The ongoing debate about when – or whether – Ross Brawn will decide to relinquish control of the Mercedes F1 team even has the Brackley squad itself waiting on a decision, with possible successor Paddy Lowe insisting that he is none the wiser as to his colleague's intentions.
Niki Lauda has already rubbished rumours that Brawn had decided to walk away from the team at the end of the season, insisting that he was still in talks with the highly-respected team principal. Amid denials that negotiations had broken down, and outside suggestions that Brawn has decided that, unable to get the assurances he wants with regard to his stature in the inflated Mercedes technical hierarchy, he would sever his ties with the team, Lowe also claimed that there had been no decision.
“There's been a lot of talk about this in the last few months, [and] the fact is that Ross will
step back at some point,” he noted, “It's not clear what the timing is for that, or whether he will step back completely or remain in a different role within the team. At the moment we're waiting for Ross's call on that.
“In the meantime, I'm working very well with Ross and with Toto [Wolff] - there's no issue there, we work very well together. I would like to say there's no impatience on that aspect, so we'll just have to wait and see how it turns out.”
Brawn's position was thrown into doubt in the early part of the season, following the acquisition of Lowe from McLaren. Many expected the 58-year old to be forced out of his position as team boss, but Mercedes instead opted for a 'soft transition', with Lowe gradually anticipated to take on more and more responsibility during the year. It is thought that Brawn's exit would eventually leave his fellow Briton in charge of technical and sporting matters, with Wolff looking after all business aspects of the team, but Lauda insists that, should Brawn stay, he would remain in charge of the race team.
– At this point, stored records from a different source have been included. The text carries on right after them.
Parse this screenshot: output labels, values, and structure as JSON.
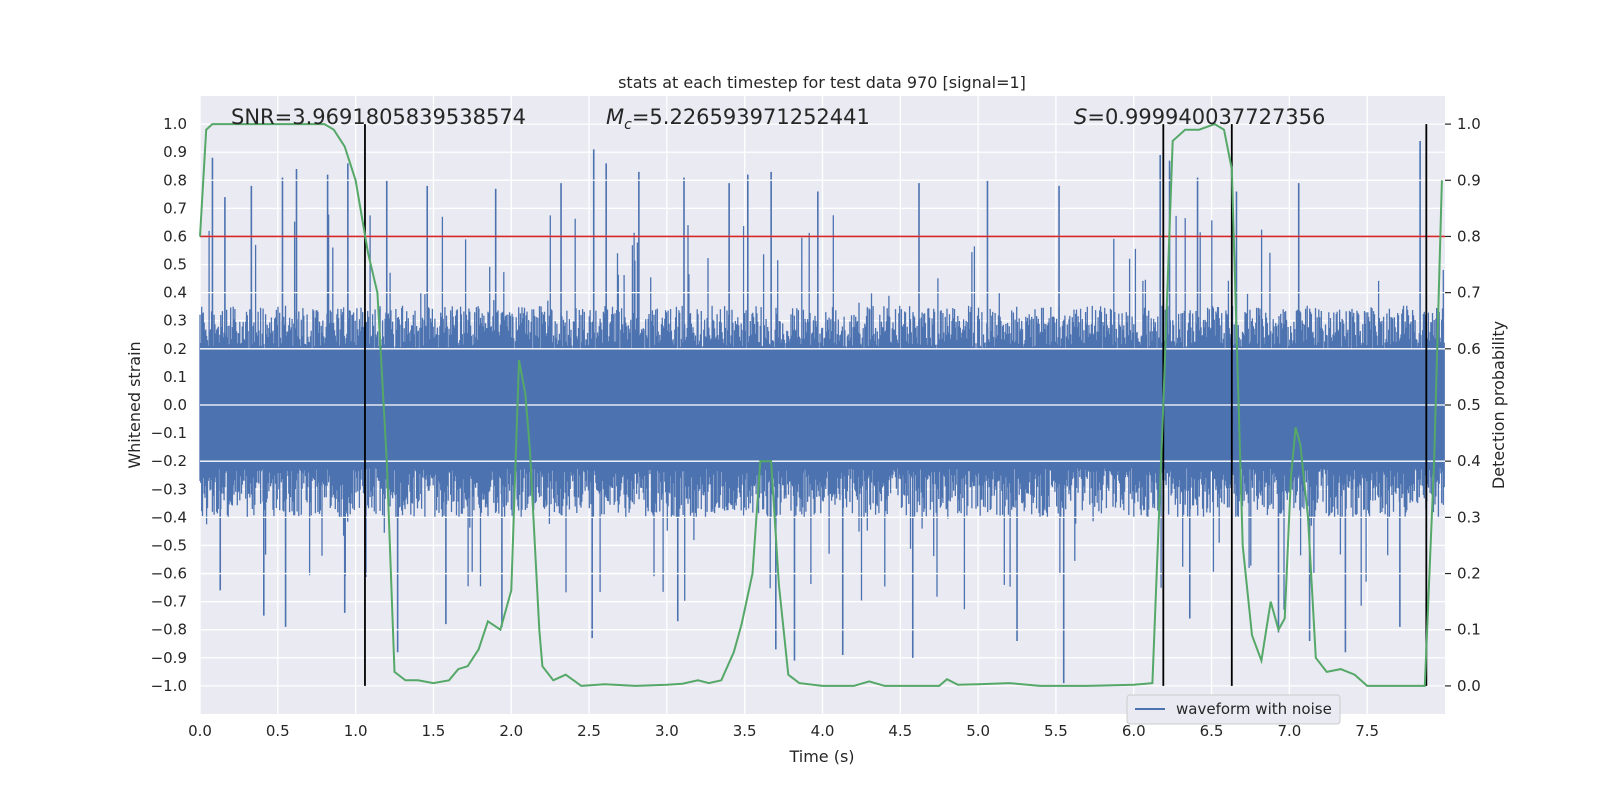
{
  "chart_data": {
    "type": "line",
    "title": "stats at each timestep for test data 970 [signal=1]",
    "xlabel": "Time (s)",
    "ylabel": "Whitened strain",
    "y2label": "Detection probability",
    "xlim": [
      0.0,
      8.0
    ],
    "ylim": [
      -1.1,
      1.1
    ],
    "y2lim": [
      -0.05,
      1.05
    ],
    "x_ticks": [
      0.0,
      0.5,
      1.0,
      1.5,
      2.0,
      2.5,
      3.0,
      3.5,
      4.0,
      4.5,
      5.0,
      5.5,
      6.0,
      6.5,
      7.0,
      7.5
    ],
    "x_tick_labels": [
      "0.0",
      "0.5",
      "1.0",
      "1.5",
      "2.0",
      "2.5",
      "3.0",
      "3.5",
      "4.0",
      "4.5",
      "5.0",
      "5.5",
      "6.0",
      "6.5",
      "7.0",
      "7.5"
    ],
    "y_ticks": [
      1.0,
      0.9,
      0.8,
      0.7,
      0.6,
      0.5,
      0.4,
      0.3,
      0.2,
      0.1,
      0.0,
      -0.1,
      -0.2,
      -0.3,
      -0.4,
      -0.5,
      -0.6,
      -0.7,
      -0.8,
      -0.9,
      -1.0
    ],
    "y_tick_labels": [
      "1.0",
      "0.9",
      "0.8",
      "0.7",
      "0.6",
      "0.5",
      "0.4",
      "0.3",
      "0.2",
      "0.1",
      "0.0",
      "−0.1",
      "−0.2",
      "−0.3",
      "−0.4",
      "−0.5",
      "−0.6",
      "−0.7",
      "−0.8",
      "−0.9",
      "−1.0"
    ],
    "y2_ticks": [
      1.0,
      0.9,
      0.8,
      0.7,
      0.6,
      0.5,
      0.4,
      0.3,
      0.2,
      0.1,
      0.0
    ],
    "y2_tick_labels": [
      "1.0",
      "0.9",
      "0.8",
      "0.7",
      "0.6",
      "0.5",
      "0.4",
      "0.3",
      "0.2",
      "0.1",
      "0.0"
    ],
    "annotations": {
      "snr": "SNR=3.9691805839538574",
      "mc_symbol": "M",
      "mc_sub": "c",
      "mc_value": "=5.226593971252441",
      "s_symbol": "S",
      "s_value": "=0.999940037727356"
    },
    "legend": {
      "label": "waveform with noise",
      "location": "lower right"
    },
    "threshold": {
      "y2": 0.8,
      "color": "#d62728"
    },
    "vlines": [
      1.06,
      6.19,
      6.63,
      7.88
    ],
    "vline_range_y2": [
      0.0,
      1.0
    ],
    "strain_series": {
      "name": "waveform with noise",
      "color": "#4c72b0",
      "envelope": {
        "upper_typical": 0.36,
        "lower_typical": -0.41
      },
      "spikes": [
        [
          0.08,
          0.88
        ],
        [
          0.16,
          0.74
        ],
        [
          0.33,
          0.78
        ],
        [
          0.53,
          0.81
        ],
        [
          0.62,
          0.84
        ],
        [
          0.82,
          0.82
        ],
        [
          0.95,
          0.86
        ],
        [
          1.2,
          0.8
        ],
        [
          1.46,
          0.78
        ],
        [
          1.9,
          0.77
        ],
        [
          2.32,
          0.79
        ],
        [
          2.53,
          0.91
        ],
        [
          2.61,
          0.86
        ],
        [
          2.82,
          0.83
        ],
        [
          3.11,
          0.81
        ],
        [
          3.4,
          0.79
        ],
        [
          3.52,
          0.82
        ],
        [
          3.67,
          0.83
        ],
        [
          3.97,
          0.76
        ],
        [
          4.62,
          0.79
        ],
        [
          5.06,
          0.8
        ],
        [
          5.52,
          0.78
        ],
        [
          6.17,
          0.89
        ],
        [
          6.23,
          0.87
        ],
        [
          6.41,
          0.81
        ],
        [
          6.66,
          0.76
        ],
        [
          7.06,
          0.79
        ],
        [
          7.84,
          0.94
        ],
        [
          0.13,
          -0.66
        ],
        [
          0.41,
          -0.75
        ],
        [
          0.55,
          -0.79
        ],
        [
          0.93,
          -0.74
        ],
        [
          1.27,
          -0.88
        ],
        [
          1.58,
          -0.78
        ],
        [
          1.94,
          -0.79
        ],
        [
          2.52,
          -0.83
        ],
        [
          3.07,
          -0.77
        ],
        [
          3.7,
          -0.87
        ],
        [
          3.82,
          -0.91
        ],
        [
          4.13,
          -0.89
        ],
        [
          4.58,
          -0.9
        ],
        [
          5.25,
          -0.84
        ],
        [
          5.55,
          -0.99
        ],
        [
          6.36,
          -0.76
        ],
        [
          6.93,
          -0.81
        ],
        [
          7.13,
          -0.84
        ],
        [
          7.36,
          -0.88
        ],
        [
          7.71,
          -0.79
        ]
      ]
    },
    "probability_series": {
      "name": "detection probability",
      "color": "#55a868",
      "x": [
        0.0,
        0.04,
        0.08,
        0.12,
        0.2,
        0.3,
        0.4,
        0.5,
        0.6,
        0.7,
        0.8,
        0.86,
        0.93,
        1.0,
        1.08,
        1.14,
        1.2,
        1.25,
        1.32,
        1.4,
        1.5,
        1.6,
        1.66,
        1.72,
        1.79,
        1.85,
        1.93,
        2.0,
        2.05,
        2.09,
        2.12,
        2.18,
        2.2,
        2.27,
        2.35,
        2.45,
        2.6,
        2.8,
        3.0,
        3.1,
        3.2,
        3.27,
        3.35,
        3.43,
        3.48,
        3.55,
        3.6,
        3.63,
        3.67,
        3.72,
        3.78,
        3.85,
        4.0,
        4.2,
        4.3,
        4.4,
        4.6,
        4.75,
        4.8,
        4.87,
        5.0,
        5.2,
        5.4,
        5.7,
        6.0,
        6.12,
        6.19,
        6.25,
        6.33,
        6.42,
        6.52,
        6.58,
        6.63,
        6.7,
        6.76,
        6.82,
        6.88,
        6.93,
        6.97,
        7.01,
        7.04,
        7.07,
        7.12,
        7.17,
        7.24,
        7.33,
        7.42,
        7.5,
        7.62,
        7.8,
        7.87,
        7.93,
        7.98
      ],
      "y": [
        0.8,
        0.99,
        1.0,
        1.0,
        1.0,
        1.0,
        1.0,
        1.0,
        1.0,
        1.0,
        1.0,
        0.99,
        0.96,
        0.9,
        0.77,
        0.7,
        0.4,
        0.025,
        0.01,
        0.01,
        0.005,
        0.01,
        0.03,
        0.035,
        0.065,
        0.115,
        0.1,
        0.17,
        0.58,
        0.52,
        0.42,
        0.1,
        0.035,
        0.01,
        0.02,
        0.0,
        0.003,
        0.0,
        0.002,
        0.004,
        0.01,
        0.005,
        0.01,
        0.06,
        0.11,
        0.2,
        0.4,
        0.4,
        0.4,
        0.18,
        0.02,
        0.005,
        0.0,
        0.0,
        0.008,
        0.0,
        0.0,
        0.0,
        0.012,
        0.002,
        0.003,
        0.005,
        0.0,
        0.0,
        0.002,
        0.005,
        0.5,
        0.97,
        0.99,
        0.99,
        1.0,
        0.99,
        0.92,
        0.25,
        0.09,
        0.045,
        0.15,
        0.1,
        0.12,
        0.37,
        0.46,
        0.43,
        0.3,
        0.05,
        0.025,
        0.03,
        0.02,
        0.0,
        0.0,
        0.0,
        0.0,
        0.4,
        0.9
      ]
    }
  }
}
Those who believe that Brawn will leave at the end of the year also think that he is more likely to take a year out from F1, rather than jump straight into another role elsewhere in the pit-lane. The Briton – who oversaw world championships for Michael Schumacher at both Benetton and Ferrari, as well as one for Jenson Button at his own eponymous team, took a similar sabbatical after leaving the Scuderia in 2006, and used the time to indulge in his other passion, fishing.
Brawn has been linked to both Williams and McLaren since rumours of his exit intensified, but the Woking team denied pursuing any interest in him, while Frank Williams coyly insisted that hadn't even realised that his former employee was available.
The uncertainty threatens to overshadow Mercedes' pursuit of a top three place in the 2013 constructors' championship, but Lowe remains confident that the Brackley outfit can achieve its aim.
“Absolutely,” he claimed, “F1 is a very tough business and you can't build to championships from nowhere. Our target this year was actually to come third, so if we can get third - or exceed third - that would be meeting our ambitions. We very much hope we can get second and that would be a fantastic platform from which to mount an attack for the championship next year.
“Daimler is a very big company, with a huge, long pedigree of motor racing success. They're full of support for us but they want us to win, clearly, and that what we want to do. But we have tough rivals around us, so we're not underestimating how difficult that would be.”